Compte tenu de la portée symbolique de l’interdit de l’inceste qui structure la société dans ses fondements même, l’inceste, plus encore que tout autre crime, transforme la victime en une sorte de « SDF symbolique » sans aucun repère identitaire. On conçoit que seule la loi peut, en partie, restaurer ce qui a été détruit et permettre à la victime de se réinscrire dans le système de valeurs dont l’inceste l’a exclue.

La structuration narcissique de la personnalité dépend en grande partie de la qualité des liens d’attachement qui lient l’enfant aux personnes chargées de le protéger et de lui donner les conditions nécessaires à son développement. On conçoit qu’une relation d’emprise ou que des violences psychologiques ou sexuelles avec « un ascendant légitime » minent la confiance en soi mais aussi en toutes formes d’aide possible.
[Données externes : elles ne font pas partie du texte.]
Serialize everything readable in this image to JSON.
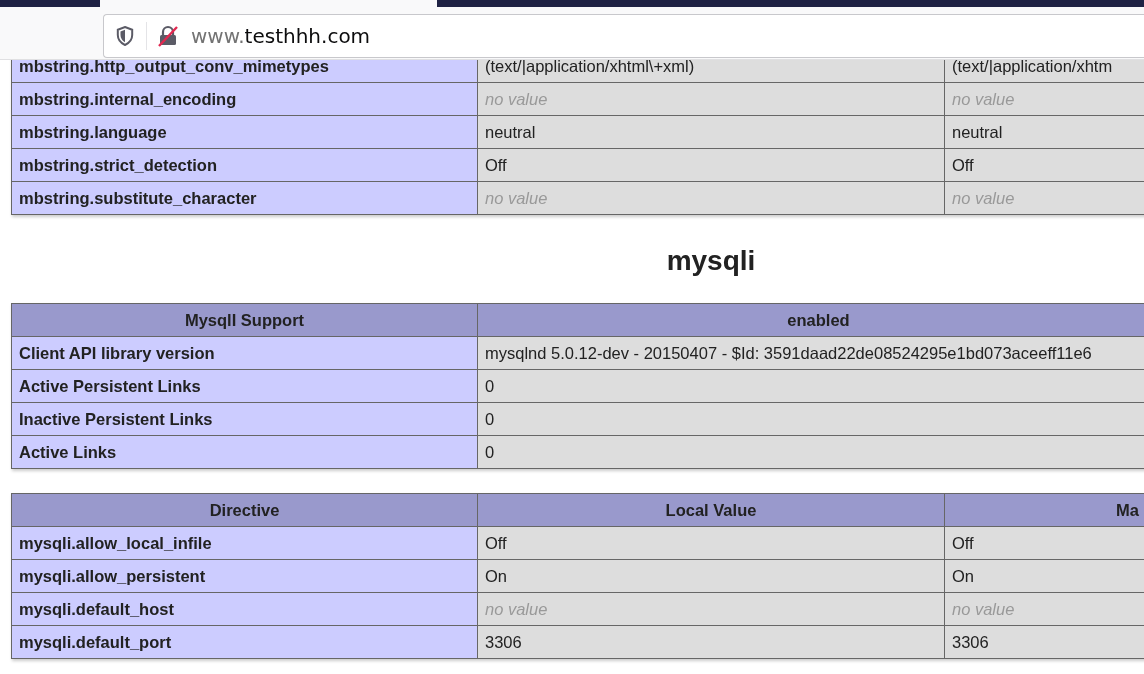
{
  "browser": {
    "url_prefix": "www.",
    "url_domain": "testhhh.com"
  },
  "mbstring_table": {
    "rows": [
      {
        "name": "mbstring.http_output_conv_mimetypes",
        "local": {
          "text": "(text/|application/xhtml\\+xml)",
          "kind": "value"
        },
        "master": {
          "text": "(text/|application/xhtm",
          "kind": "value"
        }
      },
      {
        "name": "mbstring.internal_encoding",
        "local": {
          "text": "no value",
          "kind": "empty"
        },
        "master": {
          "text": "no value",
          "kind": "empty"
        }
      },
      {
        "name": "mbstring.language",
        "local": {
          "text": "neutral",
          "kind": "value"
        },
        "master": {
          "text": "neutral",
          "kind": "value"
        }
      },
      {
        "name": "mbstring.strict_detection",
        "local": {
          "text": "Off",
          "kind": "value"
        },
        "master": {
          "text": "Off",
          "kind": "value"
        }
      },
      {
        "name": "mbstring.substitute_character",
        "local": {
          "text": "no value",
          "kind": "empty"
        },
        "master": {
          "text": "no value",
          "kind": "empty"
        }
      }
    ]
  },
  "section_title": "mysqli",
  "mysqli_info": {
    "header": {
      "name": "MysqlI Support",
      "value": "enabled"
    },
    "rows": [
      {
        "name": "Client API library version",
        "value": "mysqlnd 5.0.12-dev - 20150407 - $Id: 3591daad22de08524295e1bd073aceeff11e6"
      },
      {
        "name": "Active Persistent Links",
        "value": "0"
      },
      {
        "name": "Inactive Persistent Links",
        "value": "0"
      },
      {
        "name": "Active Links",
        "value": "0"
      }
    ]
  },
  "mysqli_directives": {
    "columns": [
      "Directive",
      "Local Value",
      "Ma"
    ],
    "rows": [
      {
        "name": "mysqli.allow_local_infile",
        "local": {
          "text": "Off",
          "kind": "value"
        },
        "master": {
          "text": "Off",
          "kind": "value"
        }
      },
      {
        "name": "mysqli.allow_persistent",
        "local": {
          "text": "On",
          "kind": "value"
        },
        "master": {
          "text": "On",
          "kind": "value"
        }
      },
      {
        "name": "mysqli.default_host",
        "local": {
          "text": "no value",
          "kind": "empty"
        },
        "master": {
          "text": "no value",
          "kind": "empty"
        }
      },
      {
        "name": "mysqli.default_port",
        "local": {
          "text": "3306",
          "kind": "value"
        },
        "master": {
          "text": "3306",
          "kind": "value"
        }
      }
    ]
  }
}
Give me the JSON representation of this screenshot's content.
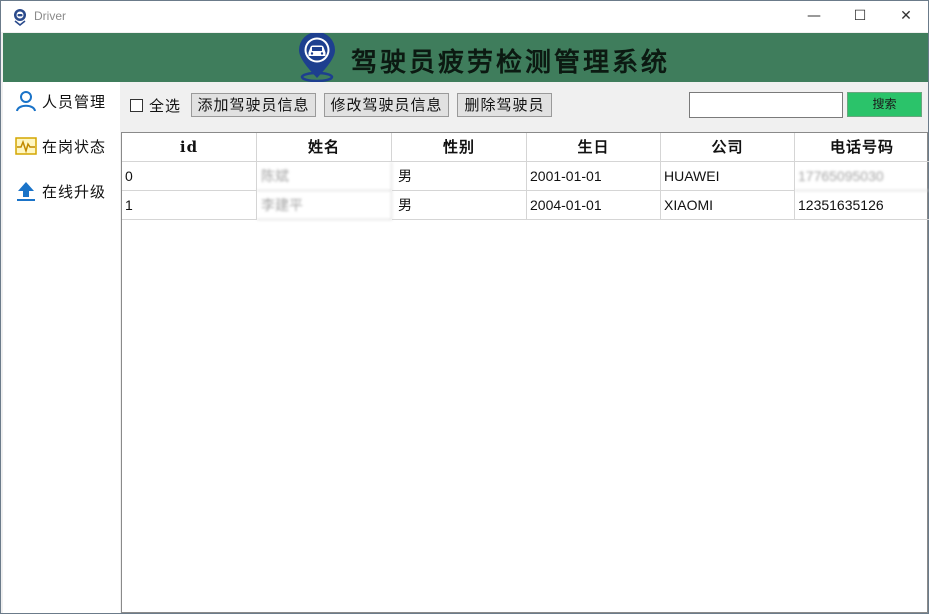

Les victimes d’inceste présente un « Trouble de développement traumatique » qui, à terme, sans prise en charge adaptée, pourrait devenir un « état de stress post traumatique complexe » ou un « Disorder of Extrem Stress Not Otherwise Spécified » (DESNOS), c’est à dire un trouble de stress extrême non répertorié dans les nomenclatures psychiatriques. Ces graves troubles de la personnalité ressemblent à s’y méprendre au trouble de personnalité limite ou borderline à ceci près qu’ils font le lien avec des événements traumatiques répétés, dont l’inceste constitue la forme la plus sévère.

Le trouble de développement traumatique est décrit dans le tableau suivant :

A. Exposition : 1. Maltraitances diverses : abandon, trahison, agressions physiques, agressions sexuelles, menaces à l’intégrité corporelle, pratiques coercitives, violence psychologique, être témoin de violence ou de mort.

2. Expériences subjectives négatives : rage, trahison, peur, démission, défaite, honte.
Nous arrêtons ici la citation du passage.